A resposta a esta questão não é fácil, especialmente porque a realidade tem-se revelado bastante mutável, não só porque o contexto em que decorre a disputa eleitoral é variável, mas também porque os contendores se têm esforçado que baste em matéria de tiros no pé e facilitação de vida ao adversário, particularmente pelo lado do PS. Em pleno desenvolvimento dos impactos gravosos do resgate da economia portuguesa e da chapa três da austeridade que foi aplicada, e mesmo no período imediatamente após a conclusão do memorando, tudo apontava para que a dianteira do PS não fosse questionada. António Costa tinha agitado as hostes internas e de simpatizantes, forçando a rotura com o apaparicado Seguro, não sem provocar sequelas que normalmente se servem frias e bem longe dos eventos originais. A maioria ensaiava uma narrativa pouco convincente, a coligação tardava a manifestar-se pronta para o embate e a memória dos custos centrais e não apenas colaterais do ajustamento estava fresca, bastava percorrer a folha salarial ou das pensões e fazer contas quanto a impostos futuros. Entretanto, o PS iniciava a sua gesta programática, projetando-se em forças futuras que ninguém conhecia, percorrendo a trajetória da Agenda para a década, do cenário macroeconómico e finalmente do quadro programático, trajetória difícil de inteligir por um cidadão ávido de representação para as suas penas. Este compasso de espera em busca de uma coerência programática deu espaço para muita coisa e quase toda ela desfavorável à dianteira inicial gerada pela animação Costa.

Deu espaço, por exemplo, à degradação da situação europeia e das projeções que dela podemos fazer para o contexto político europeu em que a alternativa do PS irá ter que mergulhar. Em termos metafóricos, a espera e a degradação europeia fizeram com que o muro europeu se mostrasse não só alto e difícil de trepar, mas sobretudo feito de material bem robusto, capaz de partir as ferramentas de combate de qualquer um, senão a cabeça. Boa gente que é, António Costa não poderia obviamente aproveitar a prisão de Sócrates para se afastar criticamente do que o ex-primeiro-ministro representa politicamente. Com o personagem em Paris, em reflexão e estudo, não houve força para realizar essa avaliação crítica dos seus tempos e modo de fazer política, muito menos agora se recomendaria tal catarse. Mas a solução “à política o que é da política e à justiça o que é da justiça” é uma espécie de bomba relógio cujo tic tac, mais rápido ou mais lento, está fora do controlo do PS, numa luta desigual entre quem gere o não segredo de justiça e os defensores da diferenciação de águas entre política e justiça. E com o muro europeu a fortalecer-se, sem que alianças possíveis para o quebrar fossem visualizadas, e com o fantasma de Évora a dominar as entrelinhas, a dita espera começou a gerar uma desconformidade letal entre as expectativas de representação política dos mais lesados e o que o PS tem para lhes oferecer. Até porque os outros candidatos a essa representação de interesses não entusiasmam. O Bloco já não é o que era, aqueles olhos de Catarina são o equivalente a um regaço e não é ao regaço maternal que se regressa quando se quer combate. E dos restantes rostos do Bloco alguém se lembra quem são? O PCP representa mas não surpreende. E o Livre ainda não tem a massa crítica de representação que possa entusiasmar essa busca de representação identitária. Tudo o resto são fogachos mediáticos, como Joana Amaral Dias. E com os Portugueses é assim, ou se capta a revolta no momento certo (veja-se a questão da TSU, a outra no passado próximo) ou rapidamente a resignação se impregna.
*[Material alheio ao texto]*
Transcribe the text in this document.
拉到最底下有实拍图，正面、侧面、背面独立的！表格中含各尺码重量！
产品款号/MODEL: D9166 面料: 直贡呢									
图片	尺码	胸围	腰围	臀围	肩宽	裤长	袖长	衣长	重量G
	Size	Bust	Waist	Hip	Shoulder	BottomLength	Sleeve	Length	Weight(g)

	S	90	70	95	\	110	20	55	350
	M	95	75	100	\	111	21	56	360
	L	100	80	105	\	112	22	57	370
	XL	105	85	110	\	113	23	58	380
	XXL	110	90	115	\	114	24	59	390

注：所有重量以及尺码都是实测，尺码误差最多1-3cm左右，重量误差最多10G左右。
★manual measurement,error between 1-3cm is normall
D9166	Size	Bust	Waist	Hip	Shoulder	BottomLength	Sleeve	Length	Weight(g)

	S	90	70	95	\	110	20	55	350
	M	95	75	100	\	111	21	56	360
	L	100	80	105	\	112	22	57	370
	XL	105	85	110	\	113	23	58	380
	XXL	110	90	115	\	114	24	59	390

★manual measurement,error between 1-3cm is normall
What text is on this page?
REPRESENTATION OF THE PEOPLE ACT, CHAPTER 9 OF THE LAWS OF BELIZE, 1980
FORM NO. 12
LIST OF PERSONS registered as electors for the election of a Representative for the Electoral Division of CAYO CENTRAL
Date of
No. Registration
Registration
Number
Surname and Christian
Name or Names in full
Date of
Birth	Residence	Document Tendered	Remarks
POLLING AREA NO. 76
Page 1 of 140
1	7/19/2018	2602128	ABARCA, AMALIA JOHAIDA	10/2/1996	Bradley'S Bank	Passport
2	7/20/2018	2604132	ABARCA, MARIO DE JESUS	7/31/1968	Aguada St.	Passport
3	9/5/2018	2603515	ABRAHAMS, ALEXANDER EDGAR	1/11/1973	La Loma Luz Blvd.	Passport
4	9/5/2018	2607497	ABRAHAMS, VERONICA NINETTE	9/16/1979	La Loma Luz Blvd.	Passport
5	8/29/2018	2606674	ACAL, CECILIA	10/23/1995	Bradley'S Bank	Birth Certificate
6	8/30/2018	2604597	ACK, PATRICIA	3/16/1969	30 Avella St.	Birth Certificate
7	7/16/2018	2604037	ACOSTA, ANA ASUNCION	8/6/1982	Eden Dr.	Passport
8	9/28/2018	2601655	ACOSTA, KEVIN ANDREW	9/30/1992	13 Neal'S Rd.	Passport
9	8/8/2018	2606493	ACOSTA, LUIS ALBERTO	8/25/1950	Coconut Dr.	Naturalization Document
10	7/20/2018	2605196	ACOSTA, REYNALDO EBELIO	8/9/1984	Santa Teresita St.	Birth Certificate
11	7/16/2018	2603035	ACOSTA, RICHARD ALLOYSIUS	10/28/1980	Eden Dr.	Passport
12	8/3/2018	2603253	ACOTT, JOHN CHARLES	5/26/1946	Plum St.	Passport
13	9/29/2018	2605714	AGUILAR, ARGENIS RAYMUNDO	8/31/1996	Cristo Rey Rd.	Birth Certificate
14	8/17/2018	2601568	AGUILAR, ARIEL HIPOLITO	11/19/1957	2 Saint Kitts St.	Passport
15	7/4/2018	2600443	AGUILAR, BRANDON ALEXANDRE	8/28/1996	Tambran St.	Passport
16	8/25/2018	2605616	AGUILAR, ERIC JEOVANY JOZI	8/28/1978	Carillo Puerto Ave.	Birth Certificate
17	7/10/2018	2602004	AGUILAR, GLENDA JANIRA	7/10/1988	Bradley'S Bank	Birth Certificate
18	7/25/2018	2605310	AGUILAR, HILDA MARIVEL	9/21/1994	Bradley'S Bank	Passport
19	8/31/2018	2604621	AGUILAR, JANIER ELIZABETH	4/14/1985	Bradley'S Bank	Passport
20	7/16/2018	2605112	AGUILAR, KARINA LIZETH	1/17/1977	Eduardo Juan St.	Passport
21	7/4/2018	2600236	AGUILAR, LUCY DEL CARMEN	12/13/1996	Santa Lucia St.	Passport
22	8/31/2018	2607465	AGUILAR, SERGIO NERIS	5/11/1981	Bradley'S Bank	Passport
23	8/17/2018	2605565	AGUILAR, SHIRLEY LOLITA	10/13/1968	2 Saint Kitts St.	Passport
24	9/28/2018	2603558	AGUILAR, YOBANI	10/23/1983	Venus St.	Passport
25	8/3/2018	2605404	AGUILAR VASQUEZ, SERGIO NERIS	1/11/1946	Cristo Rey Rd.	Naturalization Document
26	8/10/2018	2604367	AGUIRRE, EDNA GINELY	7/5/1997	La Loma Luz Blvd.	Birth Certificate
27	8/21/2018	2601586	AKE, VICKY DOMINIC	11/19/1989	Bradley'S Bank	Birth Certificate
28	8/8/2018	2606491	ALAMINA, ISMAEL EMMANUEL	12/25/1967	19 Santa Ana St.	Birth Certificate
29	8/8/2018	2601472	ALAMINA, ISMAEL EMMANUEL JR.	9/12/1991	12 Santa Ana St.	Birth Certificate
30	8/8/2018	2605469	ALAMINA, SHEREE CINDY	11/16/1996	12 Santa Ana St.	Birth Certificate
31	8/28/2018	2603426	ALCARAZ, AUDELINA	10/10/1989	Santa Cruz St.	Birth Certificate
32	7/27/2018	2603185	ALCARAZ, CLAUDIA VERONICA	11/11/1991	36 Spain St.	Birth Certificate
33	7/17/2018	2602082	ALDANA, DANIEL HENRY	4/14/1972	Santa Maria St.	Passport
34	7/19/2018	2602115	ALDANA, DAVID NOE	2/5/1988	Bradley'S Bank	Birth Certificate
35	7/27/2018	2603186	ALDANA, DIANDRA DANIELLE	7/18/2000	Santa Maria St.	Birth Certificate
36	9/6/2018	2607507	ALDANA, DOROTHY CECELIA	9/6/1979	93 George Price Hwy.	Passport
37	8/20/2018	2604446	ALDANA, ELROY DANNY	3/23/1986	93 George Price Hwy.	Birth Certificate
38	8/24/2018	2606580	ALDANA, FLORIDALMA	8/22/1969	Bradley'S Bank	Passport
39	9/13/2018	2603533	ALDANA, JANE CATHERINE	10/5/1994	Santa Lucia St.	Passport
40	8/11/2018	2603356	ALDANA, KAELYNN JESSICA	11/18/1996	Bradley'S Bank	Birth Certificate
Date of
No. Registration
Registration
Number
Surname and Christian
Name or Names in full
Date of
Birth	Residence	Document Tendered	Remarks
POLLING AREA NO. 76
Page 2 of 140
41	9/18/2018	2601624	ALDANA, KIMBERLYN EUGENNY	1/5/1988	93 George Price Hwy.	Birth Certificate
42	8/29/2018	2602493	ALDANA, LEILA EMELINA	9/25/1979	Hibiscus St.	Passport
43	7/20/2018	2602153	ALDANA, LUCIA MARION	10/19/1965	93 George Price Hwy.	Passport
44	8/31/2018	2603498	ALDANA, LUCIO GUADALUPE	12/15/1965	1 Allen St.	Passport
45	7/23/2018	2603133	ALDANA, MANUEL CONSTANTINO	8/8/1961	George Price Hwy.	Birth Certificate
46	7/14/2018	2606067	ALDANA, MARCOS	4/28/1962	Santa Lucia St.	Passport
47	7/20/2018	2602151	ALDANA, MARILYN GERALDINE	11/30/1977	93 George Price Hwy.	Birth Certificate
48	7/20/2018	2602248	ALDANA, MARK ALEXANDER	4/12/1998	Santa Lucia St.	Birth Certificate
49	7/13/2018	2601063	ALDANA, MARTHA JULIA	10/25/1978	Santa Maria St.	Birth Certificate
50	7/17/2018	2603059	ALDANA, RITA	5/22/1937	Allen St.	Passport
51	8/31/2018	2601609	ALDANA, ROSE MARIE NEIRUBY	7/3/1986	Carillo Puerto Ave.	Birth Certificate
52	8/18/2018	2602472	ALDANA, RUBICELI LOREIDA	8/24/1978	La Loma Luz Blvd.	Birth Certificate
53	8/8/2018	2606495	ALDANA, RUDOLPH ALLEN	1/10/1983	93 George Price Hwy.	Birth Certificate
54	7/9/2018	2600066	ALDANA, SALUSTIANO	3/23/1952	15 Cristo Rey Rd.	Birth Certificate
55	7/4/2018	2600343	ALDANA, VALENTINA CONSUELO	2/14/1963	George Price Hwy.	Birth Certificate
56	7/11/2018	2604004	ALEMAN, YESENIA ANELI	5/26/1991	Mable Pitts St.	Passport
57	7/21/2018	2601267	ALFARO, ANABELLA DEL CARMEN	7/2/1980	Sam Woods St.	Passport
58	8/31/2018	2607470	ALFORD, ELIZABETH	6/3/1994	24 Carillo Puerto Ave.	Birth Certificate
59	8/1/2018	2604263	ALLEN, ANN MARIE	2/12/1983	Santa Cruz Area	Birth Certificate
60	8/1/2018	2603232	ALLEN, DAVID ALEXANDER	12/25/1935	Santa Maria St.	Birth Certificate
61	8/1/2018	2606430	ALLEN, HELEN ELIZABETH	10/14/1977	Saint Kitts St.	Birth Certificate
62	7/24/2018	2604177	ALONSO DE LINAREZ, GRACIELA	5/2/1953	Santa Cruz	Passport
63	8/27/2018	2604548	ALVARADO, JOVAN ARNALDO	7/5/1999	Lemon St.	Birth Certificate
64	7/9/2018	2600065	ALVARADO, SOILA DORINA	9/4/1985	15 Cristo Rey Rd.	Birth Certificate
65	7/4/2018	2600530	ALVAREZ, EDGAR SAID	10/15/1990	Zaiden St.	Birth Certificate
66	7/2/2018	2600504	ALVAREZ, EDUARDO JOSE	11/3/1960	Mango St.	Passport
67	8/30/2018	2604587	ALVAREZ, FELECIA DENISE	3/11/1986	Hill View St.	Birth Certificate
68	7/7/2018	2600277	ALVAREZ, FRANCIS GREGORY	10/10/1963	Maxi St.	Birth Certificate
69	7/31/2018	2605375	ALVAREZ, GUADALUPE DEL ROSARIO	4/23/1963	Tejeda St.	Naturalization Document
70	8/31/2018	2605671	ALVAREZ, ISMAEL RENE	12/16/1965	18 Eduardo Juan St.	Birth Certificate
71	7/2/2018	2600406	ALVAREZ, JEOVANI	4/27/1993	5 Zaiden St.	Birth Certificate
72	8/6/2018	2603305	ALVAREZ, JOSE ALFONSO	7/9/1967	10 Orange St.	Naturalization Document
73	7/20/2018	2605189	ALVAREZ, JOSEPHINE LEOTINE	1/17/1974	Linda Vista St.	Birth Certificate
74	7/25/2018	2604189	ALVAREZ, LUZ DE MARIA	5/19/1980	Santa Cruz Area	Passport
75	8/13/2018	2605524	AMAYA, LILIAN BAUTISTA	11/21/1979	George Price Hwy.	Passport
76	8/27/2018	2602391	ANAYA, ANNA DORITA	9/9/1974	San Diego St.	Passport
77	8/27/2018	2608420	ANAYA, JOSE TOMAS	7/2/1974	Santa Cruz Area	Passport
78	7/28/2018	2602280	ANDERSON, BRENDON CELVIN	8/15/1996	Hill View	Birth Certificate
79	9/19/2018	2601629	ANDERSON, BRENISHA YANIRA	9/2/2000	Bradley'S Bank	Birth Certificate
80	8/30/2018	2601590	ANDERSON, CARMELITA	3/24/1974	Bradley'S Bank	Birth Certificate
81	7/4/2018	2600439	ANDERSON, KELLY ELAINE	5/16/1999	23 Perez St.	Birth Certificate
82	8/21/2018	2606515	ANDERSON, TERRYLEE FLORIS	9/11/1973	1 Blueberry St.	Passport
Mas a dita espera (à espera do GODOT programático) não enfrentou apenas estas degradações de contexto. Ainda estamos em economia de mercado, não se esqueçam disso e esta, por mais duras que sejam as recessões, projeta sempre alguma recuperação. Tanto mais facilitada quanto a austeridade começa a ser amenizada (não disse abandonada) pela desaceleração dos cortes de despesa. Como é óbvio, por detrás desta recuperação e da desaceleração dos cortes de despesa, não está a maioria mas antes a resiliência das empresas portuguesas, sobretudo as que já se adaptaram aos ditames da globalização e não estão apenas dependentes do mercado angolano. E o que parece é que o PS não acertou ainda o seu discurso face aos dados da recuperação. Sabemos que esta recuperação tem dependido mais do consumo e do investimento do que das exportações, apesar da resiliência destas últimas. Sabemos também que a mudança estrutural da economia portuguesa não foi a que se pretendia que fosse, declaradamente mais intensiva em tecnologia e em conhecimento e menos dependente da precarização do trabalho. Em contexto eleitoral, é preciso tratar a recuperação com pinças. Não é fácil depois de tanto pugnar pelo crescimento explicar ao cidadão comum que afinal o crescimento observado não é o de melhor tipo, que as exportações resistem mas não encerram em si a mudança estrutural pretendida e que o investimento regressou mas para fazer mais do mesmo, aproveitando todos os mercados possíveis. Como tenho vindo a insistir, o contrafactual, isto é o que aconteceria se …, é de complexa comunicação em política.

A maioria compreende-o melhor do que ninguém e dá-se ao luxo de não projetar para o eleitor qualquer mensagem de futuro, qualquer projeto para superar estes constrangimentos estruturais que penalizam a relação crescimento-défice externo.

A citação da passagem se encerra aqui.